Anteriormente en Chicago Fire….
Boden no está dispuesto a que le quiten la Estación sin pelear; Severide conoció a su hermanastra Katie; Clarke ha vuelto con su mujer; a Dawson no le hace gracia Devon, la novia de Shay; Cruz dejó morir a Flaco (el líder de una pandilla) en un incendio.

¡Qué bien, el hermano de Cruz ha vuelto!. Dicho por ningún fan de Chicago Fire. Nunca.
A nadie le importa la vida de los hermanos Cruz, pero por no sé qué razón, los guionistas piensan que sí, así que voy a resumirlo lo mejor que pueda y a quitármelos de encima.
Los hermanos Cruz van por su barrio hablando de calefacciones y refrigeradores cuando oyen un tiroteo y al acercarse se encuentran con una niña a la que solían cuidar, y un chaval (al que la pandilla en la que estaba Leon le va detrás) heridos.
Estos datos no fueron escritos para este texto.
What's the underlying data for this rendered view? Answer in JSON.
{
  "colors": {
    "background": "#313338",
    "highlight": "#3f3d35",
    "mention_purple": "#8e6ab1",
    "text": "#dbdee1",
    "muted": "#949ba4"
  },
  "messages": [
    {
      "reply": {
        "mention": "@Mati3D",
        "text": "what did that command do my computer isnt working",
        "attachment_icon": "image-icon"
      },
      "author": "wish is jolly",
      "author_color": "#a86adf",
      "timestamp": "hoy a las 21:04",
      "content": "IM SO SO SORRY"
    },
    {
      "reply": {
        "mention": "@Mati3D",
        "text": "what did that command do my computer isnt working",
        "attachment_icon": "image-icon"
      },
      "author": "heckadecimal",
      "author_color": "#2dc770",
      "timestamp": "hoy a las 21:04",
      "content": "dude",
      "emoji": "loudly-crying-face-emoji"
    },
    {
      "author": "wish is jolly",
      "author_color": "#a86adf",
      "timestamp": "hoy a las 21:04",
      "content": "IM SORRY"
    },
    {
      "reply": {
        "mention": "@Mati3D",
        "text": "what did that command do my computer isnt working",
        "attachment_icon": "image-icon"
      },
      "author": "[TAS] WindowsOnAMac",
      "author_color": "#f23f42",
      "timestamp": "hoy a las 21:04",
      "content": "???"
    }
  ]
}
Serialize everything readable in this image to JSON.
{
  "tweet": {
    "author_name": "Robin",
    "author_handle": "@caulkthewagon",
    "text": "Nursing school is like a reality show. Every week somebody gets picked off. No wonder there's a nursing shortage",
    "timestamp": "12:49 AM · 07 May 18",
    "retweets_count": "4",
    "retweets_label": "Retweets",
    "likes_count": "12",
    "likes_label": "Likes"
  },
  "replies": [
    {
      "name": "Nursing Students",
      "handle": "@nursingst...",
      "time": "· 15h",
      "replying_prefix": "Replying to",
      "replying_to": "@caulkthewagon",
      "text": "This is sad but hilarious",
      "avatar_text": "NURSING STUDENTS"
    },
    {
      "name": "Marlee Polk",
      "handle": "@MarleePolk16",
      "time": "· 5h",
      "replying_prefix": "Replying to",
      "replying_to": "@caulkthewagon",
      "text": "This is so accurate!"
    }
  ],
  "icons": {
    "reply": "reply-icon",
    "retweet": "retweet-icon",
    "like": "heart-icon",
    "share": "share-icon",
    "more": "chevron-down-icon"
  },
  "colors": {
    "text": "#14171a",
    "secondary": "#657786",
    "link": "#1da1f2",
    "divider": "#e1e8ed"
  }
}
Nuestro poli ex-corrupto favorito, Hank Voight (Jason Beghe), aparece en la escena del tiroteo con su compañera Erin Lindsay (Sophia Bush) para investigar lo ocuriido.

Voight quiere meter a Leon otra vez en la pandilla pero como infiltrado, dejándole caer a Cruz que sabe lo de la muerte de Flaco en aquel incendio. Leon accede a hacerlo después de enterarse de la muerte de la niña en una charla con Lindsay.
En el Molly’s, Cruz está depre por lo de su hermano y porque Zoya tiene que volver a Rusia.
En un cruce de cables, Cruz le pide a Zoya que se case con él y al gritarlo en mitad del bar a los colegas, ellos le miran con la misma emoción con la que alguien mira una pared. Aun así, para no hacerles el feo, se levantan para darles la enhorabuena.

A Otis no le parece justo que a él le hagan pagar alquiler y a Devon, que va pegándole palos a las cafeteras y paseándose en bragas por la casa, no. En realidad yo tampoco entiendo qué hace Devon viviendo con ellos. Quiero decir, Devon vive sola y se apalanca en la casa de Shay, que tiene dos compañeros de piso. Como digo, no lo entiendo.
Pero Devon y Otis se hacen amigos en cuanto ella se fija en el casco Víper de la BSG original, que además está firmado. Shay baja a desayunar y le suelta a Severide que ha pedido un traslado de Estación, algo que Boden (a quien McLeod está dispuesta a seguir haciéndo la vida imposible) se encarga de comunicar a los demás en el trabajo mientras les presenta a Alan Choot Chout (que rima con shout), el nuevo compañero de Dawson.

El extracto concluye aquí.